Most powerful people are on the manager's schedule. It's the schedule of command. But there's another way of using time that's common among people who make things, like programmers and writers. They generally prefer to use time in units of half a day at least. You can't write or program well in units of an hour. That's barely enough time to get started.

When you're operating on the maker's schedule, meetings are a disaster. A single meeting can blow a whole afternoon, by breaking it into two pieces each too small to do anything hard in. Plus you have to remember to go to the meeting. That's no problem for someone on the manager's schedule. There's always something coming on the next hour; the only question is what. But when someone on the maker's schedule has a meeting, they have to think about it.

For someone on the maker's schedule, having a meeting is like throwing an exception. It doesn't merely cause you to switch from one task to another; it changes the mode in which you work.

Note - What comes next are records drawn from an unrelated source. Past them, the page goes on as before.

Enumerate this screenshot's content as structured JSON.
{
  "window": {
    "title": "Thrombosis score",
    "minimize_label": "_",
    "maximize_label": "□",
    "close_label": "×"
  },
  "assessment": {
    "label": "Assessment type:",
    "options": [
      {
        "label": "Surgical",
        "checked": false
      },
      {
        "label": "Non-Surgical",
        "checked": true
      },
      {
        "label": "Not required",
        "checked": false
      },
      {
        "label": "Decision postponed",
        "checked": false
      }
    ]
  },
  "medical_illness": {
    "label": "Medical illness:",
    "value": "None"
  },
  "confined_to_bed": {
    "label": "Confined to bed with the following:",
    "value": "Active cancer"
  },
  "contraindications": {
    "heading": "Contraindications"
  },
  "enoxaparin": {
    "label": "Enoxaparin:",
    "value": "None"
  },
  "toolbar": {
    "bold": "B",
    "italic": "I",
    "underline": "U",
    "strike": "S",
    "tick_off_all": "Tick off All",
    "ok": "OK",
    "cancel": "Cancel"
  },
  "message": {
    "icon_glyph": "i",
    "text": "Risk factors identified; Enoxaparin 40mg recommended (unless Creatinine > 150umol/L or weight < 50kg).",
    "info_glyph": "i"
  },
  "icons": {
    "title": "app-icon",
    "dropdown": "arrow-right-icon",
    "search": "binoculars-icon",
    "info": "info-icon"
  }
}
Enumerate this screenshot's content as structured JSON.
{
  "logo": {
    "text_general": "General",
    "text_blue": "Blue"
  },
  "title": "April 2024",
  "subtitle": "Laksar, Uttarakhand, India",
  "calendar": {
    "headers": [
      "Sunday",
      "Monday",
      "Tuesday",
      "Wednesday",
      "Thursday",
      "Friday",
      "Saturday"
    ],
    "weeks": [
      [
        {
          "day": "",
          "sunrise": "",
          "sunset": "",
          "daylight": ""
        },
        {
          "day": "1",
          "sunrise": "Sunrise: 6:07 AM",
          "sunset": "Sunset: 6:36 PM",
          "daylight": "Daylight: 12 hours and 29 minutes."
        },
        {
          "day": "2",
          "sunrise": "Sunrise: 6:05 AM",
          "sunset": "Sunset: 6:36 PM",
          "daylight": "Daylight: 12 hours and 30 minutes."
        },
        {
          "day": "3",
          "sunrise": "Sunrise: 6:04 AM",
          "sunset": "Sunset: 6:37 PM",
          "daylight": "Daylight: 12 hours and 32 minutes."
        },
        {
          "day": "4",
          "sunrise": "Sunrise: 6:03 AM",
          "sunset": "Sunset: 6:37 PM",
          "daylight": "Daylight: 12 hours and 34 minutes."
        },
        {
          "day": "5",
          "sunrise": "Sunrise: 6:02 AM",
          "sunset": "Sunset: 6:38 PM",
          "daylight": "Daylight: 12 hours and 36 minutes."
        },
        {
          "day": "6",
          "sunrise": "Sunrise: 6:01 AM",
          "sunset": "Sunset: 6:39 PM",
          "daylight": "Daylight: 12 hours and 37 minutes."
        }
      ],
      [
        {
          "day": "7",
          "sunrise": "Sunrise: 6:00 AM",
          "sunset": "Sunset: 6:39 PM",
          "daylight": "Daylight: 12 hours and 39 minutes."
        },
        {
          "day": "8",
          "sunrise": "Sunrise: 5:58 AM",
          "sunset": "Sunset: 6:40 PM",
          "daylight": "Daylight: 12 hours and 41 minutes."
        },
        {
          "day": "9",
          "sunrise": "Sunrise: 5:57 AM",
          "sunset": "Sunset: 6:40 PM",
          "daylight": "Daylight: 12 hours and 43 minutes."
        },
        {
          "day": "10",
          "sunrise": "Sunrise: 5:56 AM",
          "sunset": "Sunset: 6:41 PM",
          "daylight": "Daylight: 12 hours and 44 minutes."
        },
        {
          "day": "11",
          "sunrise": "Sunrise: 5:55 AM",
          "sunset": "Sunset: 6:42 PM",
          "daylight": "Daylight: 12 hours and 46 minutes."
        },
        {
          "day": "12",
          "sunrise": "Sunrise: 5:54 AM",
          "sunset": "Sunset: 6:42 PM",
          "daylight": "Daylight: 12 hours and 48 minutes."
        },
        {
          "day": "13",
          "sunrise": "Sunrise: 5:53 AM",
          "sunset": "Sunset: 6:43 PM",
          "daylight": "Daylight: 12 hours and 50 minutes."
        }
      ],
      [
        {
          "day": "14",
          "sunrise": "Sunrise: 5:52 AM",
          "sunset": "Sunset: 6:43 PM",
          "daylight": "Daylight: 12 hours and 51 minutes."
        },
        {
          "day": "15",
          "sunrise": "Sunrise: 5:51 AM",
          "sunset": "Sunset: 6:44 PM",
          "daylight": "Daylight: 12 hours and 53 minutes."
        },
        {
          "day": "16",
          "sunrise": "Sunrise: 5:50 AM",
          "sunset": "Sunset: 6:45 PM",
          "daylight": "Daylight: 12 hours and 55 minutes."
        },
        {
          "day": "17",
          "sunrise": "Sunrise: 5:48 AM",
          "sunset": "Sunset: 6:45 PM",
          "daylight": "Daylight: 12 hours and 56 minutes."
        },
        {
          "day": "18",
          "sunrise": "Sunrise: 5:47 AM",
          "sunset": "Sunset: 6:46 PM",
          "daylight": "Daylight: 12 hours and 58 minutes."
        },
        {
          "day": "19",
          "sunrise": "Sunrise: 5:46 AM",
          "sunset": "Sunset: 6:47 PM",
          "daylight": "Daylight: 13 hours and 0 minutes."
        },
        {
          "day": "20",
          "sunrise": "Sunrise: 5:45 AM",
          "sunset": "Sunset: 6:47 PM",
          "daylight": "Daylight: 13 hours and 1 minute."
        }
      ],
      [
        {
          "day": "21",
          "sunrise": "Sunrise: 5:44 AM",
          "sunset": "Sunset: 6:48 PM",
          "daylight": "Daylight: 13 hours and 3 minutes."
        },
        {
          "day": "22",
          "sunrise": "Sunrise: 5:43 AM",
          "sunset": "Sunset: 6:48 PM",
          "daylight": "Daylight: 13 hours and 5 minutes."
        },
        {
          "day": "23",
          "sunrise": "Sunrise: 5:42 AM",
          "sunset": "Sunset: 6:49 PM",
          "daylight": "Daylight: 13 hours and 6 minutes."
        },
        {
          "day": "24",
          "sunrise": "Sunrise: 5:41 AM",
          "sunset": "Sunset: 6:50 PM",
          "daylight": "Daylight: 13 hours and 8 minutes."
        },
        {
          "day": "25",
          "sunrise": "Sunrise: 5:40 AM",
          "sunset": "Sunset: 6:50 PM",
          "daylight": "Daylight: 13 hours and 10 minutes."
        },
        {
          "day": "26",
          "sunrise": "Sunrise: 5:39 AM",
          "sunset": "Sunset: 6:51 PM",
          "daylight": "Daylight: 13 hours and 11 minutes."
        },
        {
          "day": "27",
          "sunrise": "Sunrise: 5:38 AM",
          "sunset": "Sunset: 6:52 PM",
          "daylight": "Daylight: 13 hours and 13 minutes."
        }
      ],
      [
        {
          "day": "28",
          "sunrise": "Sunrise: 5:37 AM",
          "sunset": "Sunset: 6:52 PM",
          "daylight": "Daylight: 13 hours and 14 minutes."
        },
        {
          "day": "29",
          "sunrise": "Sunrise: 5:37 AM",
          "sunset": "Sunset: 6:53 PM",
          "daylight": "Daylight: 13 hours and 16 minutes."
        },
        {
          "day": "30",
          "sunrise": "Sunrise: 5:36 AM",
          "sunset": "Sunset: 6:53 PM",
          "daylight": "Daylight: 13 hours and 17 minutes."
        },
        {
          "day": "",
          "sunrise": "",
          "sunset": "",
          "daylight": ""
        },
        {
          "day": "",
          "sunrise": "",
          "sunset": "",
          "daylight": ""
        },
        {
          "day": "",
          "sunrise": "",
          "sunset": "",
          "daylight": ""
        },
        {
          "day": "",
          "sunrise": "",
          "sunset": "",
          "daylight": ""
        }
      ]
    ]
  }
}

I find one meeting can sometimes affect a whole day. A meeting commonly blows at least half a day, by breaking up a morning or afternoon. But in addition there's sometimes a cascading effect. If I know the afternoon is going to be broken up, I'm slightly less likely to start something ambitious in the morning. I know this may sound oversensitive, but if you're a maker, think of your own case. Don't your spirits rise at the thought of having an entire day free to work, with no appointments at all? Well, that means your spirits are correspondingly depressed when you don't. And ambitious projects are by definition close to the limits of your capacity. A small decrease in morale is enough to kill them off."